Read it with that lens in mind.
This is not an absolute command.
You do not submit to all authority.
There is rightful and there is wrongful authority.
Perhaps eventually I will get around to the Magdeburg Confession, which gives a thorough Christian treatment of when we are to submit to authority and when we are to, in fact, rebel.
Because not all authority is rightful, and Christians are not to blindly submit to all authority.
But anyway, back to the issue at hand.
We have now gone through the terms.
And so the overall point, the real thing that I want to drive home is that terms matter, and that terms have meanings, and the meanings matter.
You cannot use whatever term you want to mean whatever you want.
If I want you to get me a glass of water and I ask you for a goat, the odds of my receiving a glass of water are probably fairly slim.
These things have meaning.
It is important to use them with the meaning they have in mind, to use them correctly.

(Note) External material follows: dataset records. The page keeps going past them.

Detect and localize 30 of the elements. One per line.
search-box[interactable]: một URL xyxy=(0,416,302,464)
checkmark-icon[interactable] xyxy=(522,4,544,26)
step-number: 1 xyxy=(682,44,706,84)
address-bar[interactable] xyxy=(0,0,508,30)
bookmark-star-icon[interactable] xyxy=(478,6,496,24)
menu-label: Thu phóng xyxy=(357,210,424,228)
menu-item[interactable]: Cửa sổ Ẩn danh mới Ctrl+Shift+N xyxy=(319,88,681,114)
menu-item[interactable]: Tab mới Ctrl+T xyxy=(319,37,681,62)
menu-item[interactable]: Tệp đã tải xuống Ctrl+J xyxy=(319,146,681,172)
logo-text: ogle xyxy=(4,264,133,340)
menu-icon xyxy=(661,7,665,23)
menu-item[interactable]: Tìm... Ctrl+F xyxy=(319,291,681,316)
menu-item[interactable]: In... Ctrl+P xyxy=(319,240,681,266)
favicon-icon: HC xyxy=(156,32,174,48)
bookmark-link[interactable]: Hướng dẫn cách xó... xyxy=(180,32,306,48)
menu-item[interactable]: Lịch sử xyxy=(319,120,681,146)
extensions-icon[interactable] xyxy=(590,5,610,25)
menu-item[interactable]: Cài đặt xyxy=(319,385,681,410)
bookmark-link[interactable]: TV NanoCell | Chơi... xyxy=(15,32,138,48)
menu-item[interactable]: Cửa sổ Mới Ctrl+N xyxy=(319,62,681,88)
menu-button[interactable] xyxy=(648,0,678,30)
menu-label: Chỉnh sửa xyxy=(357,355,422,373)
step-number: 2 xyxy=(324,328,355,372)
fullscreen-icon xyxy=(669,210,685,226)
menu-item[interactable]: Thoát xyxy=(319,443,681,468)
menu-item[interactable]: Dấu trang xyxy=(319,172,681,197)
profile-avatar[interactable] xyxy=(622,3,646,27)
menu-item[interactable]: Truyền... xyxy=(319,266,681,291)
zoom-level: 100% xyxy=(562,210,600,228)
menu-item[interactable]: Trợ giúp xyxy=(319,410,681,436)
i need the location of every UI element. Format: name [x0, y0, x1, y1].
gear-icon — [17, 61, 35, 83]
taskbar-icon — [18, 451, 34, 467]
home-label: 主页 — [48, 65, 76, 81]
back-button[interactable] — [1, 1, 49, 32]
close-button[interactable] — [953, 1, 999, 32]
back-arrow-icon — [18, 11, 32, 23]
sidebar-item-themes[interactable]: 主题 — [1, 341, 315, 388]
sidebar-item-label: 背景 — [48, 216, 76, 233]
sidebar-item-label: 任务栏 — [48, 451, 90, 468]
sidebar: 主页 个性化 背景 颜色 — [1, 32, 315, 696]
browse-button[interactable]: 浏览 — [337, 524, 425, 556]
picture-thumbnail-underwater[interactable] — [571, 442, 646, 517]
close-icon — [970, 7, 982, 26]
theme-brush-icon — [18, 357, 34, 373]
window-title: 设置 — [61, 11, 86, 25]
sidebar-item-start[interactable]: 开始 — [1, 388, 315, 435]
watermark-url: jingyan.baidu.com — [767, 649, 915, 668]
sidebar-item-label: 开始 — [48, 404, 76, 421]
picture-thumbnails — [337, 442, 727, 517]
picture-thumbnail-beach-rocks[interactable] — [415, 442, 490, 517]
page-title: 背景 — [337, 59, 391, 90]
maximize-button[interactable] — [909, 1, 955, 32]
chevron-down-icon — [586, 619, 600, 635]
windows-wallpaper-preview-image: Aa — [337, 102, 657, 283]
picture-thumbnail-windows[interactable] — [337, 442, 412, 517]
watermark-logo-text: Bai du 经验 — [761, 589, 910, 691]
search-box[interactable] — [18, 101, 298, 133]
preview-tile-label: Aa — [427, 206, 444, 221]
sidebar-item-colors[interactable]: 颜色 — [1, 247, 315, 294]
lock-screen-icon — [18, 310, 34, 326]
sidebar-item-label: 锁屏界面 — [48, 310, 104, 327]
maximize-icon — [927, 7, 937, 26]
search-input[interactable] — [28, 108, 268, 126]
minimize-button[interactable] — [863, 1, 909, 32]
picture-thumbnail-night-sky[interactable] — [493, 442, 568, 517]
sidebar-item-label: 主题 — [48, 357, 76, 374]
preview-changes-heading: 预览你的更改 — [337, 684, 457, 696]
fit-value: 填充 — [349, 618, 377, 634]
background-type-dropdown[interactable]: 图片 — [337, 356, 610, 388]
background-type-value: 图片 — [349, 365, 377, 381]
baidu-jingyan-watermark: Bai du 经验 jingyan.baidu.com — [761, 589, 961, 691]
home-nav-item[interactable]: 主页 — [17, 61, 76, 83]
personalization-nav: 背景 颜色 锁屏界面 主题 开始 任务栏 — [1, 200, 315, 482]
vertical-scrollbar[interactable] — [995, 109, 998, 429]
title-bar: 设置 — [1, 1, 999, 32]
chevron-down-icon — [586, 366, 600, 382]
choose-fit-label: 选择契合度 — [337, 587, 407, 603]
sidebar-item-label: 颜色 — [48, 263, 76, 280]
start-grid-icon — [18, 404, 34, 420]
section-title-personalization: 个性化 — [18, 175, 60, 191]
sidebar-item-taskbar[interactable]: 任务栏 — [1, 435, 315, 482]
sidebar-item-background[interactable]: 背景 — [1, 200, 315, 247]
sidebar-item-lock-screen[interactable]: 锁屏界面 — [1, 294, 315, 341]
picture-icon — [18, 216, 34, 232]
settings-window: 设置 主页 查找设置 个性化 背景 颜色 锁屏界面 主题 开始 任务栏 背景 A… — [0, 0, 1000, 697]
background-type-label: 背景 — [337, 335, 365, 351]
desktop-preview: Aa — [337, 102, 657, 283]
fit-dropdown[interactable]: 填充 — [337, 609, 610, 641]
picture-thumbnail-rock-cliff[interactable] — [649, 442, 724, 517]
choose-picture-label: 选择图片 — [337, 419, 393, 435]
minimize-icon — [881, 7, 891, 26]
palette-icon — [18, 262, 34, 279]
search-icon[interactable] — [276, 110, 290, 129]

Now, our adversaries are very fond of redefining terms.
They always have been, because Satan is a liar, and so are all of his children.
Do not let them do that.
Insist on using the actual sense of the terms.
If they will not engage with the actual sense of the terms, they are engaging in bad faith.
Do not engage with them.
That is a categorical prohibition.
Those who are exceptions will know it.
Good odds you are not.
Do not engage with those who are engaging in bad faith, and refuse to use the actual sense of the terms that are necessary to have the debate.
And so, in summary, the terms are these.
Race is blood.
It is a group of people of common descent, those who have a common ancestor.
Nation is blood, which is to say race, and soil, which is to say territory.
It is the combination of those two things.
Ethnicity is, for basically all intents and purposes, identical to race.
These terms are vitally important to politics in the United States and in the larger Western world right now.
Nationalism is the way forward.
It is the only godly ideology for government to have when it comes to these issues.
And without these terms, you cannot meaningfully discuss nationalism and what you mean by nationalism.
Civic nationalism, so-called, is not a thing.
That is a cult.
That is idolatry.
That is worship of, in the U.S. context, the Constitution.
That is not a real political ideology.
That is a losing strategy.
It's nonsense.
Ultimately, it is wicked and destructive, but that is a discussion, perhaps, for another day.
We've now gone over the terms— race, nation, ethnicity— what the terms mean, why they're important, and what you should do and what you should not do with them.
Engage with them according to their actual definitions.
Be willing to engage with those who use the actual definitions.
Do not engage with those who engage in bad faith.
Which is to say, those who pervert the terms and refuse to use them according to their actual meanings.
Ultimately, we will win this conflict.
But we will not win it by engaging on the enemy's terms.
We will win by forcing them to engage on our terms.